The world of cinema has given audiences a goodly number of touching father-son moments over the years, from Mickey Rooney as typical teenager Andy Hardy and Lewis Stone’s as his wise pop, Judge Hardy, in the 1930s- ’40s MGM series, to the devotion shown by Godzilla to his less-than-gargantuan offspring Minya in Son of Godzilla, to the familial games of catch that ended the ’80s baseball dramas The Natural and Field of Dreams. For the last decade or so, however, the most popular paterfamilias among moviegoers has probably been “Jim’s Dad” in the American Pie films, a role that introduced a new generation of fans to one of the stars of the brilliant SCTV comedy series, Eugene Levy.

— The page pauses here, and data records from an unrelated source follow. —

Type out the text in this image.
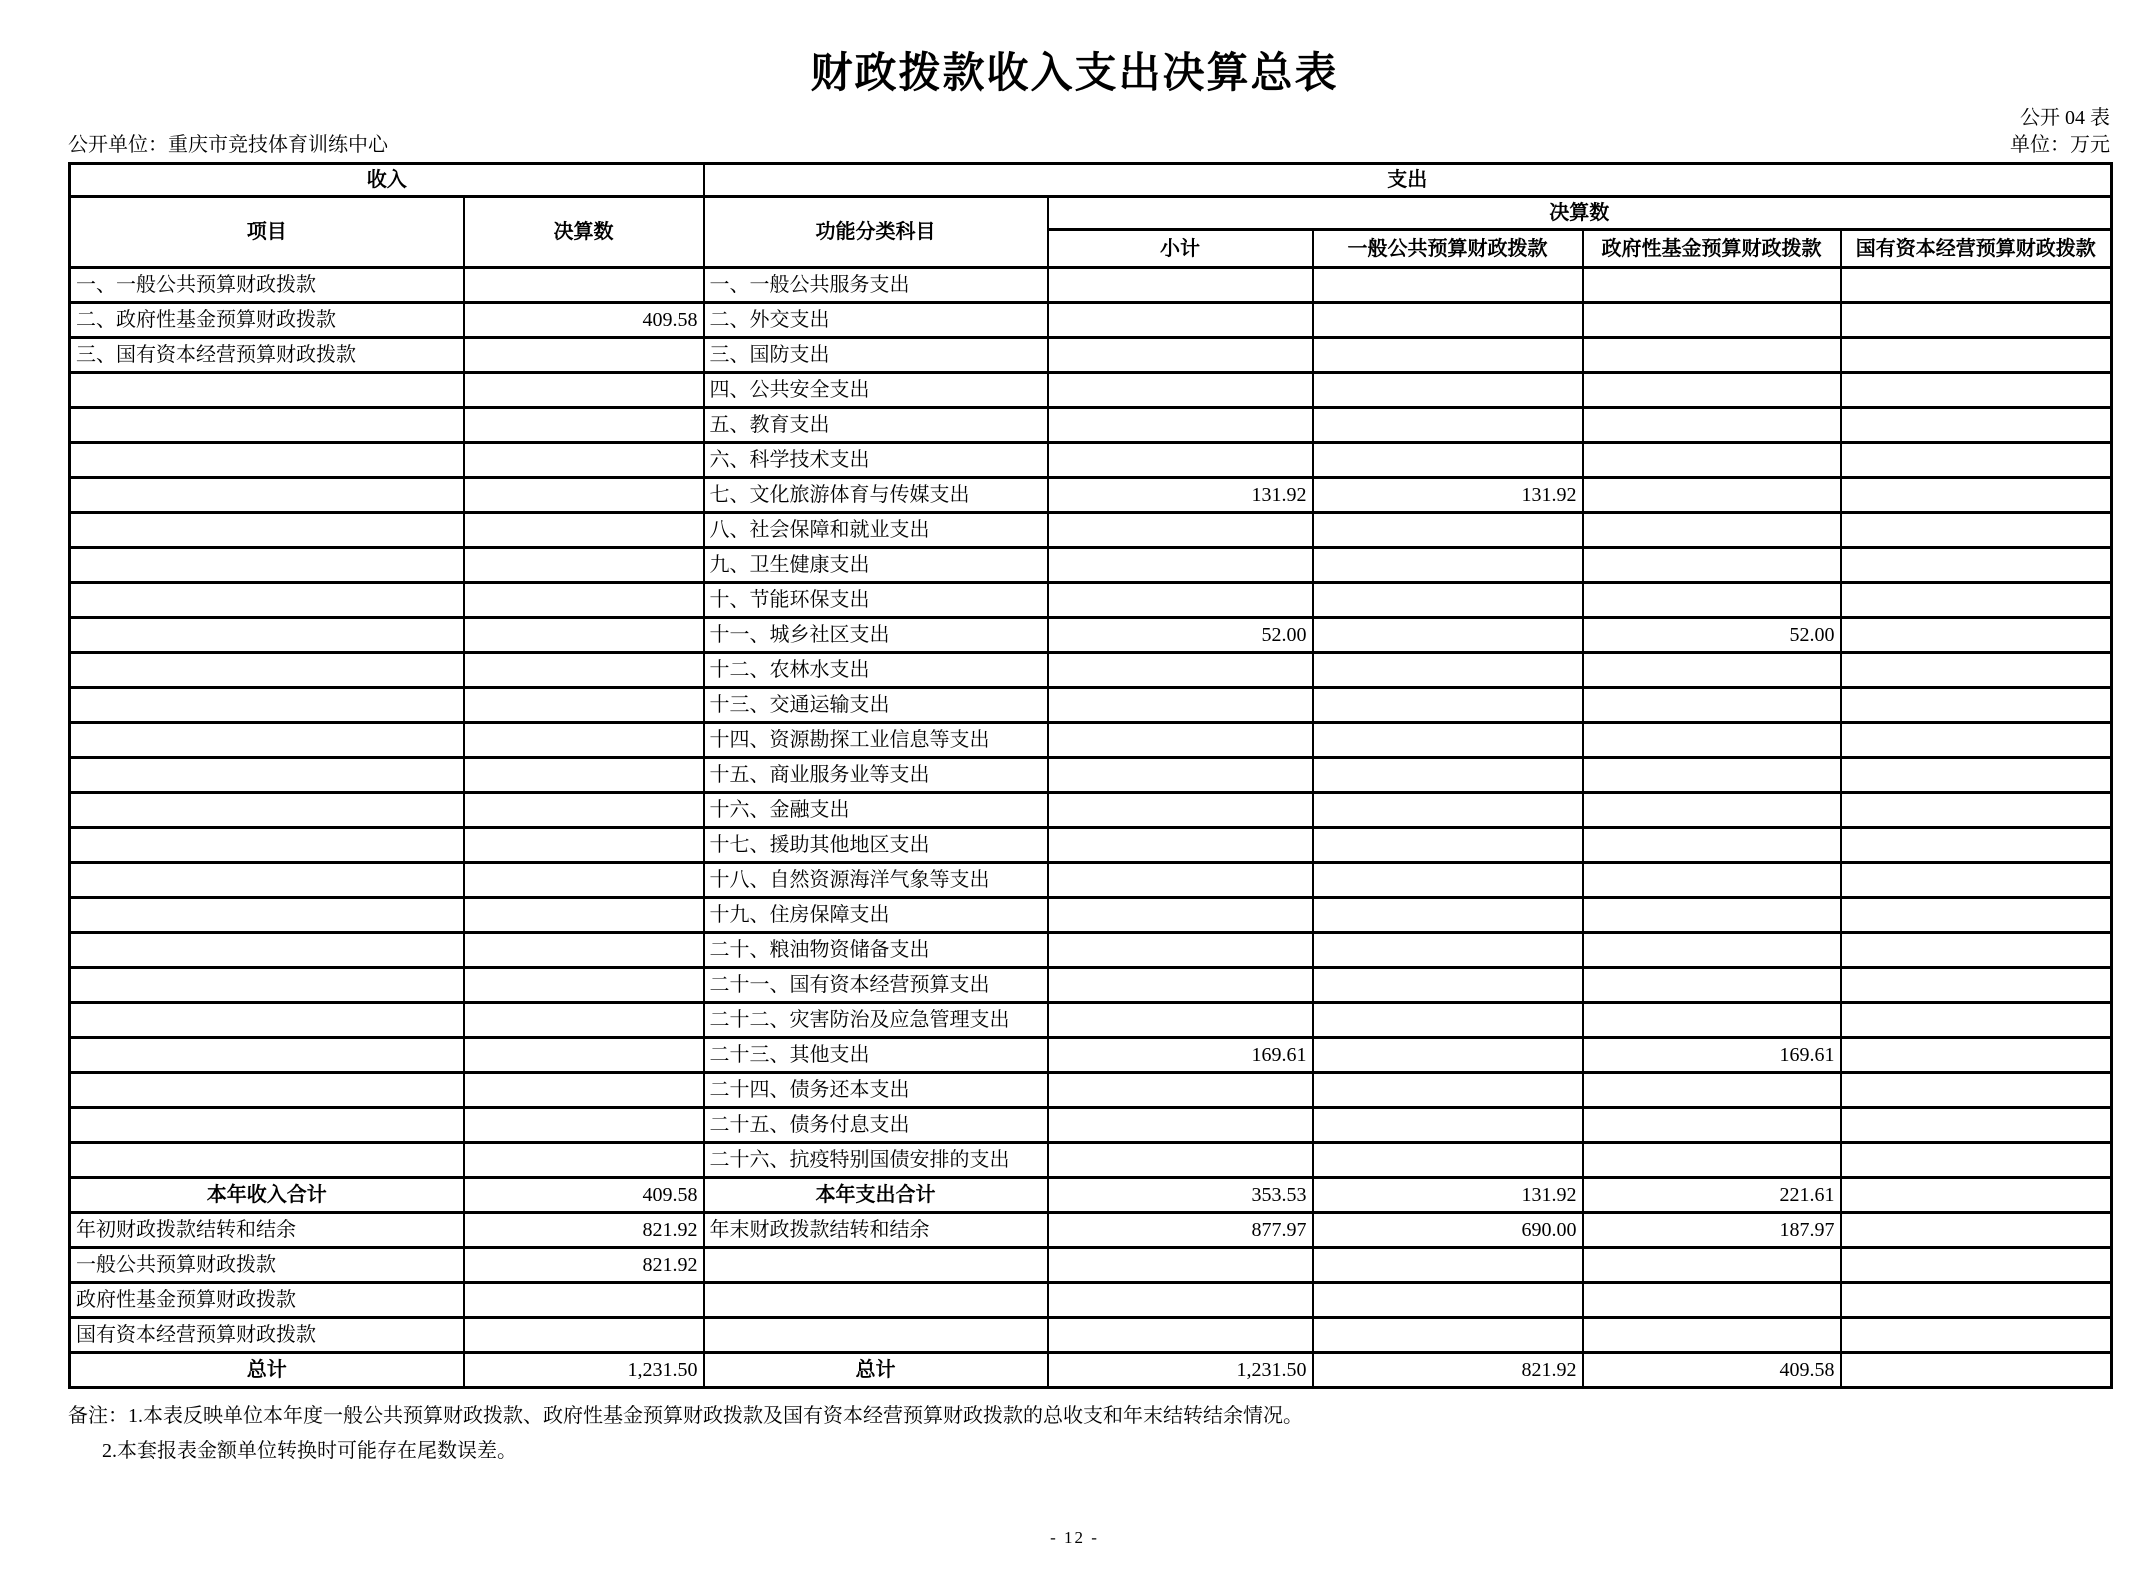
财政拨款收入支出决算总表
公开 04 表
公开单位：重庆市竞技体育训练中心	单位：万元
收入		支出				
项目	决算数	功能分类科目	决算数			
			小计	一般公共预算财政拨款	政府性基金预算财政拨款	国有资本经营预算财政拨款
一、一般公共预算财政拨款		一、一般公共服务支出				
二、政府性基金预算财政拨款	409.58	二、外交支出				
三、国有资本经营预算财政拨款		三、国防支出				
		四、公共安全支出				
		五、教育支出				
		六、科学技术支出				
		七、文化旅游体育与传媒支出	131.92	131.92		
		八、社会保障和就业支出				
		九、卫生健康支出				
		十、节能环保支出				
		十一、城乡社区支出	52.00		52.00	
		十二、农林水支出				
		十三、交通运输支出				
		十四、资源勘探工业信息等支出				
		十五、商业服务业等支出				
		十六、金融支出				
		十七、援助其他地区支出				
		十八、自然资源海洋气象等支出				
		十九、住房保障支出				
		二十、粮油物资储备支出				
		二十一、国有资本经营预算支出				
		二十二、灾害防治及应急管理支出				
		二十三、其他支出	169.61		169.61	
		二十四、债务还本支出				
		二十五、债务付息支出				
		二十六、抗疫特别国债安排的支出				
本年收入合计	409.58	本年支出合计	353.53	131.92	221.61	
年初财政拨款结转和结余	821.92	年末财政拨款结转和结余	877.97	690.00	187.97	
一般公共预算财政拨款	821.92					
政府性基金预算财政拨款						
国有资本经营预算财政拨款						
总计	1,231.50	总计	1,231.50	821.92	409.58	
备注：1.本表反映单位本年度一般公共预算财政拨款、政府性基金预算财政拨款及国有资本经营预算财政拨款的总收支和年末结转结余情况。
2.本套报表金额单位转换时可能存在尾数误差。
- 12 -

Born in Hamilton, Ontario, Canada in December, 1946, Levy’s professional start came along as a result of his college friendship with future Ghostbusters director Ivan Reitman. After a bit part in the filmmaker’s 1971 comedy Foxy Lady, Levy’s starring debut came in 1973, alongside eventual SCTV co-star Andrea Martin, in Reitman’s horror spoof Cannibal Girls. Making his way to Toronto, Eugene became part of that city’s Second City comedy troupe, and in 1976 he would join fellow improv performers John Candy, Joe Flaherty, Catherine O’Hara, Dave Thomas, and Martin–plus Chicago import Harold Ramis–in bringing Second City TV to the small screen. Levy stayed on SCTV–as it would eventually come to be known–throughout its 1976-84 run in syndication, on NBC, and on Cinemax. Here he would develop such beloved characters as smarmy stand-up comic Bobby (“How are ya!?”) Bittman; Leutonian accordionist Stan Shmenge, one half of The Happy Wanderers duo with brother Yosh (Candy); terminally unhip dance show host “Rockin'” Mel Slirrup; befuddled newsman Earl Camembert; and B-horror actor Woody Tobias, better known as Dr. Tongue’s sidekick Bruno.
Levy would team up with SCTV cohorts Candy and Flaherty for the underrated 1983 comedy Going Berserk, and that same year play the car salesman who unloads a Wagon Queen Family Truckster on Chevy Chase and his family in National Lampoon’s Vacation. 1984 saw Levy in a memorable supporting turn as mermaid-seeking scientist Walter Kornbluth, who makes life miserable for Daryl Hannah and Tom Hanks, in Splash, and he would re-team with Candy as the Shmenge Brothers for the 1985 TV special The Last Polka and as hapless security guards in 1986’s Armed and Dangerous. Flaherty, Martin and Moranis joined Levy–along with Robin Williams, Peter O”Toole and Twiggy–later that year in the less-than-successful all-star Caribbean comedy Club Paradise.
A small role in 1991’s remake of Father of the Bride with Steve Martin would lead to a different part in Father of the Bride, Part II four years later, while in the interim Levy played an assistant demon opposite John Ritter and Pam Dawber in the 1992 satire Stay Tuned. 1996 would see the start of a fruitful screen collaboration when Levy and director Christopher Guest co-scripted and co-starred in the small-town showbiz comedy Waiting for Guffman. The indie film’s critical success would lead the duo to continue working together, both as actors and writers, on such arthouse favorites as the dog show spoof Best in Show in 2000, 2003’s folk music mockumentary A Mighty Wind (for which Levy would share in a Grammy Award for the title song), and their 2006 look at, of all things, indie filmmaking, For Your Consideration.
The turning point in terms of box office appeal, however, would come for Eugene when he co-starred as the sympathetic, if not always helpful, father who catches son Jason Biggs enjoying some homemade apple pie a little bit too much in the raunchy-but-good-natured hit American Pie. The scenes between Levy and Biggs in the film and its two theatrical sequels managed to be both funny and genuinely poignant, a quality missing from the four direct-to-video follow-ups that Levy has starred in (making him the only actor to appear in all seven movies). Oh, well, at least the creators eventually managed to give his character a full name–Noah Levenstein–by the fifth entry in the series.
In the wake of the American Pie films’ popularity, Levy has also had supporting roles opposite Father of the Bride co-star Martin in 2003’s Bringing Down the House and Cheaper by the Dozen 2 in 2005 , and he co-starred later that year with Samuel L. Jackson in the action/comedy The Man. More recently, he’s done cartoon voice work (Over the Hedge, Astro Boy), played ’60s New York farmer Max Yasgur in director Ang Lee’s Taking Woodstock, and supplied the voice of Albert Einstein…well, the voice of Albert Einstein bobbleheads, anyway…in Night at the Museum: Battle of the Smithsonian. And on a only slightly connected closing note, I’d like to say how complimented I was when, at a baseball game two summers ago, a youngster sitting in the row behind me looked at me and asked if I was the guy who played “the dad in American Pie.” Would that I was as funny as, or had the career of, Eugene Levy.